Reputation: 13
I'm new to stack overflow. I'm sorry if the title is not comprehensible. I'll try to do a better job next time.
I have a data frame with duplicate values in the first column but the last column in their respective rows rows differ(few are blank and other might have some value in them). I have been trying to eliminate the duplicate with blank field in last column but every time I use 'duplicated()' or 'unique()' function, I'm only left with the row with blank field. This is possibly happening because the rows are sorted in such a way that the blank field is above the row which has a value in last column.
For example, Input:
*No. per hmm qty*
1 BARBIE123 new 1
2 AYLIK32 * N/A* 1
3 AYLIK32 new 1
4 BARB mid 1
Output I keep getting:
*No. per hmm qty*
1 BARBIE new 1
2 AYLIK * N/A* 1
4 BARB mid 1
Desired output:
*No. per hmm qty*
1 BARBIE new 1
3 AYLIK new 1
4 BARB mid 1
Is there a way I could specify which row to keep and which row to remove?
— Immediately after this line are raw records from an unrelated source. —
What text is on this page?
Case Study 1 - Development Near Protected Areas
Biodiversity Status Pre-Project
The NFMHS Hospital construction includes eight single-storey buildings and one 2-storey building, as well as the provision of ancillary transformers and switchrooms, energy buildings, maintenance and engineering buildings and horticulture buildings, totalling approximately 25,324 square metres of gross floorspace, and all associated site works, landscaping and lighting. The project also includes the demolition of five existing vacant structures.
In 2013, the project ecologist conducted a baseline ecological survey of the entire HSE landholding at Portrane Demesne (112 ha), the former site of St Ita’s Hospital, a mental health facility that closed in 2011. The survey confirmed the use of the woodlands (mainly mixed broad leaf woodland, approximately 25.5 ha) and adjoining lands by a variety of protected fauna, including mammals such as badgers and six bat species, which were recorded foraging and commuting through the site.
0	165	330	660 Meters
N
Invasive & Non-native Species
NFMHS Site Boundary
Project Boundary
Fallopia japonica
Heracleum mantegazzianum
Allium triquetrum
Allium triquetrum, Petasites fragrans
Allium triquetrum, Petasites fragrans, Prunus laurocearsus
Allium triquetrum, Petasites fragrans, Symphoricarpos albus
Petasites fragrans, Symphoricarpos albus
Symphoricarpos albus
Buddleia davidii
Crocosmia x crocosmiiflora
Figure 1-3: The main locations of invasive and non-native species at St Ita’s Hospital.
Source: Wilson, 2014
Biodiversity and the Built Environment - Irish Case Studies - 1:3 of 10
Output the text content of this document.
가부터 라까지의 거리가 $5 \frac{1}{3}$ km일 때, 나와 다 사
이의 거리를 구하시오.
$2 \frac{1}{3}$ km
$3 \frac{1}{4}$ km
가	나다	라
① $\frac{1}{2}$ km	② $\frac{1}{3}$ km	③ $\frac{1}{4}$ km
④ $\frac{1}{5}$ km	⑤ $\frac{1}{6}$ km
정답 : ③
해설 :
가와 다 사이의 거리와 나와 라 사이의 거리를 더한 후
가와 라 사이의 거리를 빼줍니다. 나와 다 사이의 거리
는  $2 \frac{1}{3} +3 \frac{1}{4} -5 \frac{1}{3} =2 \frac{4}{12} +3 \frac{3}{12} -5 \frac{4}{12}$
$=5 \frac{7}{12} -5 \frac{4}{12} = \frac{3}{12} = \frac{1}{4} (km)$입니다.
Appreciate all the help. Kindly let me know if the question is not comprehensible. Thanks in advance.
Upvotes: 1
Views: 140
Reputation: 13581
Maybe this will work for you
df <- read.table(text="No. per hmm qty*
1 BARBIE123 new 1
2 AYLIK32 N/A 1
3 AYLIK32 new 1
4 BARB mid 1", header=TRUE, stringsAsFactors=FALSE)
library(dplyr)
df %>%
filter(!duplicated(per, fromLast=TRUE))
# No. per hmm qty.
# 1 1 BARBIE123 new 1
# 2 3 AYLIK32 new 1
# 3 4 BARB mid 1
Upvotes: 0
Reputation: 274
Hm, unsure if this is what you want. This will remove all rows with a NA.
df <- df[complete.cases(df), ]
Lets say you have NAs in other columns and you dont want those taken into account. To only look at NAs in a single column, use this:
df <- df[complete.cases(df[,3]), ]
Where 3 is the # of the column you want to look for NAs in.
Upvotes: 1